Before we went home, we changed her into her pj's because I wanted to conserve the costume and use it for Halloween. But, right when I was taking it off...I saw runs in her tights and her leg warmers weren't white anymore. They were more like brown. Not to mention, the leotard. It was stretched like crazy from taking it off. I thought "Oh my! Will I have time to wash it? Or should I just buy another costume?" Decisions. Decisions. The next morning my Auntie Myrna called and told me she bought Natalie a costume. I was excited. I asked her of what? And she said a peacock! A peacock?!?!?!?! Hmmmmm....I don't know....A peacock?!?!?!?! Is it cute???? lol. She said yeah its very cute! I had to call my sister for a second opinion. lol. She said it was cute enough for her to wear to go trick or treating plus the ballerina costume would be too cold for her to wear at night.
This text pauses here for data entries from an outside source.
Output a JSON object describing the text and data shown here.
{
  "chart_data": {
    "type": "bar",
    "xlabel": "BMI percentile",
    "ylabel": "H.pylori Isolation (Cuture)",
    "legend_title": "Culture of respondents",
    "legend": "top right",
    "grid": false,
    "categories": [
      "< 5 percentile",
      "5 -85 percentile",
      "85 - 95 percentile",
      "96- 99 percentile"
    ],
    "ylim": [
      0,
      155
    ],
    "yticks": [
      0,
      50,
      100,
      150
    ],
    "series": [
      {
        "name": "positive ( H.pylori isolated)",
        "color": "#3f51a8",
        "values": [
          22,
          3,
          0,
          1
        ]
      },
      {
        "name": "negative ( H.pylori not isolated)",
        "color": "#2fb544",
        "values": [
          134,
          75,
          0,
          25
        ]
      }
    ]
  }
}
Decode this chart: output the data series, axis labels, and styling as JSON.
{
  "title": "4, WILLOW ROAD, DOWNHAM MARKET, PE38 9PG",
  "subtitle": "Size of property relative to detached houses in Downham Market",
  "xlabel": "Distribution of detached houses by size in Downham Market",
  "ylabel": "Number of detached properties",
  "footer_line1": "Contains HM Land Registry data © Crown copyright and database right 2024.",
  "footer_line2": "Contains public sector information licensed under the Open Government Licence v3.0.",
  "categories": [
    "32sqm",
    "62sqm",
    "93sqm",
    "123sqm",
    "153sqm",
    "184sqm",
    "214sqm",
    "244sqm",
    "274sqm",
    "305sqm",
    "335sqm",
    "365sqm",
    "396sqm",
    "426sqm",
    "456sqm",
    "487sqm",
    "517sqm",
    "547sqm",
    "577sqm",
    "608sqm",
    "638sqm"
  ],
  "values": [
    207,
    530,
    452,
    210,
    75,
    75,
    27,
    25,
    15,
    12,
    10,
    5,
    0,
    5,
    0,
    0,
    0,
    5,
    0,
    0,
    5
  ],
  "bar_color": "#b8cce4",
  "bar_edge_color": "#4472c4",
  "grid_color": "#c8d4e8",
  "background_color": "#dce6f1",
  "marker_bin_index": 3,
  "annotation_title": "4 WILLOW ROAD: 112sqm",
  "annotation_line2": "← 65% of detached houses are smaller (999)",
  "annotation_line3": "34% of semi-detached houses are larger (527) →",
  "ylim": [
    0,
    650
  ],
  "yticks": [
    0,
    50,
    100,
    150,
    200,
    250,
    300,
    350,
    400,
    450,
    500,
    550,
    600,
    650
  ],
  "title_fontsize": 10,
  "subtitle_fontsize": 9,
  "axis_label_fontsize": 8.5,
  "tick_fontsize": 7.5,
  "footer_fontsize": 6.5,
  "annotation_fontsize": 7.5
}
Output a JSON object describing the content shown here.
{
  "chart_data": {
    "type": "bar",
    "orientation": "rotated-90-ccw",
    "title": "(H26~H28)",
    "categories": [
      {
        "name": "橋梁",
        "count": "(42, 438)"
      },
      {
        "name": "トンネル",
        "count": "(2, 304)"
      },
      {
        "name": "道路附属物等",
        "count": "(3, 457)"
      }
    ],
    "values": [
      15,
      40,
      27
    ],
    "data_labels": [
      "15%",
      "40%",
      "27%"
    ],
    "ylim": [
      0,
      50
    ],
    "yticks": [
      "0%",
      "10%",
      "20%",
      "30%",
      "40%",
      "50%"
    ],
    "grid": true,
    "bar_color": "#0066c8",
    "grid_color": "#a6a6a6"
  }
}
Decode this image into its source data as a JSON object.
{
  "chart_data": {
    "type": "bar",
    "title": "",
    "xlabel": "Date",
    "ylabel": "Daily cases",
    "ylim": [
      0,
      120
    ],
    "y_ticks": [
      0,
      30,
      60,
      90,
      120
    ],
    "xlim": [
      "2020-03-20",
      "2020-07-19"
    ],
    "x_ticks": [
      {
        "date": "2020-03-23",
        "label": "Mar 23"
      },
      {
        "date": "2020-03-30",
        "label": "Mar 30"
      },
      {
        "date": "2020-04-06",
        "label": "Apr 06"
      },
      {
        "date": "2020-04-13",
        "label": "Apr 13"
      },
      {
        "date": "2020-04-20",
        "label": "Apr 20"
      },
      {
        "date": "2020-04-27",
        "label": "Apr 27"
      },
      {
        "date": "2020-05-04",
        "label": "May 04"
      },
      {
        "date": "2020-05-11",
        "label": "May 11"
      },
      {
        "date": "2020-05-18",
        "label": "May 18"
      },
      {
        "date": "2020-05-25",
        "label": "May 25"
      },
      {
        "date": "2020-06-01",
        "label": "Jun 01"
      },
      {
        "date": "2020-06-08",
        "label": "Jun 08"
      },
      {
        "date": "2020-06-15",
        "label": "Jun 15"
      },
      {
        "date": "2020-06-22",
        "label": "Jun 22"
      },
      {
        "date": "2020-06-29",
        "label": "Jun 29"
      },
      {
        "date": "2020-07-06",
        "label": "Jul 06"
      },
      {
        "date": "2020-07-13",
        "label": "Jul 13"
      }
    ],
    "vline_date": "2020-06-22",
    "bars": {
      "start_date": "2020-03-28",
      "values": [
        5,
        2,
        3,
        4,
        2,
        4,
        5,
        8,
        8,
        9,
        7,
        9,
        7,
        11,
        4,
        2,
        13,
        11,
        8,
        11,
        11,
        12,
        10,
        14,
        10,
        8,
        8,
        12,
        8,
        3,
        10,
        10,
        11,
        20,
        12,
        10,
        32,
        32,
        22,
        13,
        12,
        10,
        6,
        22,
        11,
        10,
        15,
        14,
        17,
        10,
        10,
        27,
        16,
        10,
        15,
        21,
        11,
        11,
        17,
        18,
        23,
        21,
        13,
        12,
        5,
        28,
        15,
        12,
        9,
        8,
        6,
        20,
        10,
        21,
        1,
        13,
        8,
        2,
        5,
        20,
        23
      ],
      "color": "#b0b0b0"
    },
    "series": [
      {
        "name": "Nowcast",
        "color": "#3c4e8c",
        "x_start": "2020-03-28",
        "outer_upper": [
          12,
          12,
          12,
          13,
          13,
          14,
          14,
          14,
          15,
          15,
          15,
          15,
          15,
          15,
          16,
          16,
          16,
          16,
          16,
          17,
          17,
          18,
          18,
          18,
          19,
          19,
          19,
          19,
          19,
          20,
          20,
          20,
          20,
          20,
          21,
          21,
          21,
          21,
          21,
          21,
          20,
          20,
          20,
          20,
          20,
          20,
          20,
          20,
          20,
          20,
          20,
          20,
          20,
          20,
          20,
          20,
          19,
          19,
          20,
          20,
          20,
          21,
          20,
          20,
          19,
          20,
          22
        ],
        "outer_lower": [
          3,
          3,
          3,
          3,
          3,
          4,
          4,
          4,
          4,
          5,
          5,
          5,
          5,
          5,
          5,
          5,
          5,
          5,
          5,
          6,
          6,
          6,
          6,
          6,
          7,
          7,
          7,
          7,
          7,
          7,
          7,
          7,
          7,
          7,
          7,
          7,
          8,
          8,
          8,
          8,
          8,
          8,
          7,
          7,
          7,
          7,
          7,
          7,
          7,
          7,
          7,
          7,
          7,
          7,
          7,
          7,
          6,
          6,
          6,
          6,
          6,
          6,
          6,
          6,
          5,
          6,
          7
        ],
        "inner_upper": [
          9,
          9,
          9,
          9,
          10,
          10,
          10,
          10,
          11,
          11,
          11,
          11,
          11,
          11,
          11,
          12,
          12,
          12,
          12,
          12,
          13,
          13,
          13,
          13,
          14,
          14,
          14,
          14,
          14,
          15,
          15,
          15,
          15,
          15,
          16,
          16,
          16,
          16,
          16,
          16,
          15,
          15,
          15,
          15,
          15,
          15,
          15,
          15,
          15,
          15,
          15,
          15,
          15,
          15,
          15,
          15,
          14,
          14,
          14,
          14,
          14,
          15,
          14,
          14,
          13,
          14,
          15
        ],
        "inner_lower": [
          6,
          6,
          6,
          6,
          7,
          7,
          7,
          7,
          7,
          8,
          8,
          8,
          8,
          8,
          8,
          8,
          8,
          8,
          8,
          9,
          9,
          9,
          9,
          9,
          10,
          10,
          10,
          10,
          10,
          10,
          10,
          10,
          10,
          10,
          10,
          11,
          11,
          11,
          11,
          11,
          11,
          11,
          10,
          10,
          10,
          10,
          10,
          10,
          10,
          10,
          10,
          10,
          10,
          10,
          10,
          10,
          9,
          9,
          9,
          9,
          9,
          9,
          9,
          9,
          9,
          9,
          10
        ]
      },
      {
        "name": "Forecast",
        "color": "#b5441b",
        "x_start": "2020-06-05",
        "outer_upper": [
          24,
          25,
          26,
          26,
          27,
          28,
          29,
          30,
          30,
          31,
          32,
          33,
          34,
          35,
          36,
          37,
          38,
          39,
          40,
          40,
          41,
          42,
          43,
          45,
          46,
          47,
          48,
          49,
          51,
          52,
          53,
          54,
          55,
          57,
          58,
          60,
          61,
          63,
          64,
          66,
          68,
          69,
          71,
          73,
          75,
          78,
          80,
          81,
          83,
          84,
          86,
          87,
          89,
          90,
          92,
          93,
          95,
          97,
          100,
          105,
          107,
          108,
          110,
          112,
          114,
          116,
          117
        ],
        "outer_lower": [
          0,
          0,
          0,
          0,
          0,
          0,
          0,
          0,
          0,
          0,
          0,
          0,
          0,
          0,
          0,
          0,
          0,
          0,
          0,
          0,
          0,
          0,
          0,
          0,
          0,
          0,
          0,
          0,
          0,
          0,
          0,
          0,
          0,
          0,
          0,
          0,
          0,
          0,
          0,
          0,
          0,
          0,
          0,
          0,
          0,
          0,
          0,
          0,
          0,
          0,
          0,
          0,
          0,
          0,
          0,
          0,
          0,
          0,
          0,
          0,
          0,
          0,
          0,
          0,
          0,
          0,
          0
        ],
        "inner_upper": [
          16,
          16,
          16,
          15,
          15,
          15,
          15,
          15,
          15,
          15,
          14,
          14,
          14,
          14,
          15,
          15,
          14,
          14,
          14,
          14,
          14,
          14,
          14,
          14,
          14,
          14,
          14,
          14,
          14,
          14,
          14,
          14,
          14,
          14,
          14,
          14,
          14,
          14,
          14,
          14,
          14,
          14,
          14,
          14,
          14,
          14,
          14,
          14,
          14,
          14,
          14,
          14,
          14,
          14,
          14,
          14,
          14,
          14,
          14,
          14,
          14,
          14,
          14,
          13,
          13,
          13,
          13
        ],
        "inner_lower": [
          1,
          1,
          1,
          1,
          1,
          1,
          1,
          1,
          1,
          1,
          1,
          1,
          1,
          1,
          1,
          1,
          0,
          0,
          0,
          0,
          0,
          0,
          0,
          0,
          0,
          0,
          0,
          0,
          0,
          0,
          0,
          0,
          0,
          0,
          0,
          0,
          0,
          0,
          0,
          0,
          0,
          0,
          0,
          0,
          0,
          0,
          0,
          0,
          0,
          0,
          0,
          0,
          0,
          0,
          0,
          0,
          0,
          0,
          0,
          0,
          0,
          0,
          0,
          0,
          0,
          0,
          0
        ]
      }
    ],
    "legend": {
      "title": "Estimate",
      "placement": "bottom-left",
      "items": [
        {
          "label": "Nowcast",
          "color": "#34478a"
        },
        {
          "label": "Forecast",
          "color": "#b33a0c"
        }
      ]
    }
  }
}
I agreed! We got home from my in-laws to find this peacock costume....
Did I mention a dragon too! lol. He was waiting for Natalie to get home...he's a sweetheart!
Surprisingly, our neighborhood was a hit! We got lots of candy in a span of 35 minutes and in a 2 block radius. They gave out handfuls of candy to Natalie and Max. Maybe because we were told by some neighbors we were the first to arrive and it helped that they looked adorable too! lol. We had to start early to finish early! The Daddies wanted to get home before the 7th inning of the Giants game. Could you blame them? Its the world series for crying out loud and the Giants are playing in it!!! I was proud of both my hubs and BIL for taking the kids out. I know it was hard to leave but they did it! We had a great time! Because of Natalie....I love Halloween! 
Natalie had so much fun! She didn't want to let go of her bumble bee bag.  She was so good. We didn't hear her cry or whine the whole time. I think she liked the idea of strangers giving her something and putting it in her bag unlike me. lol. When we got home, she started digging in her bag and eating candy by opening the wrapper with her teeth. She loves candy. She got in trouble twice for eating candy without our permission. We caught her biting a lollipop and a kitkat bar the next morning. Her Daddy put her in timeout. lol. Overall, we had the perfect Halloween! Lots of candy and a win for the Giants!

Monday, October 25, 2010

Trick or Treat

Last week, I had the pleasure of making my mother-in-law's halloween buckets for her daycare kids. I love it when she gives me fun projects to do. I am fortunate to have a mother-in-law who trusts me in everything I do! I love to make all things pretty!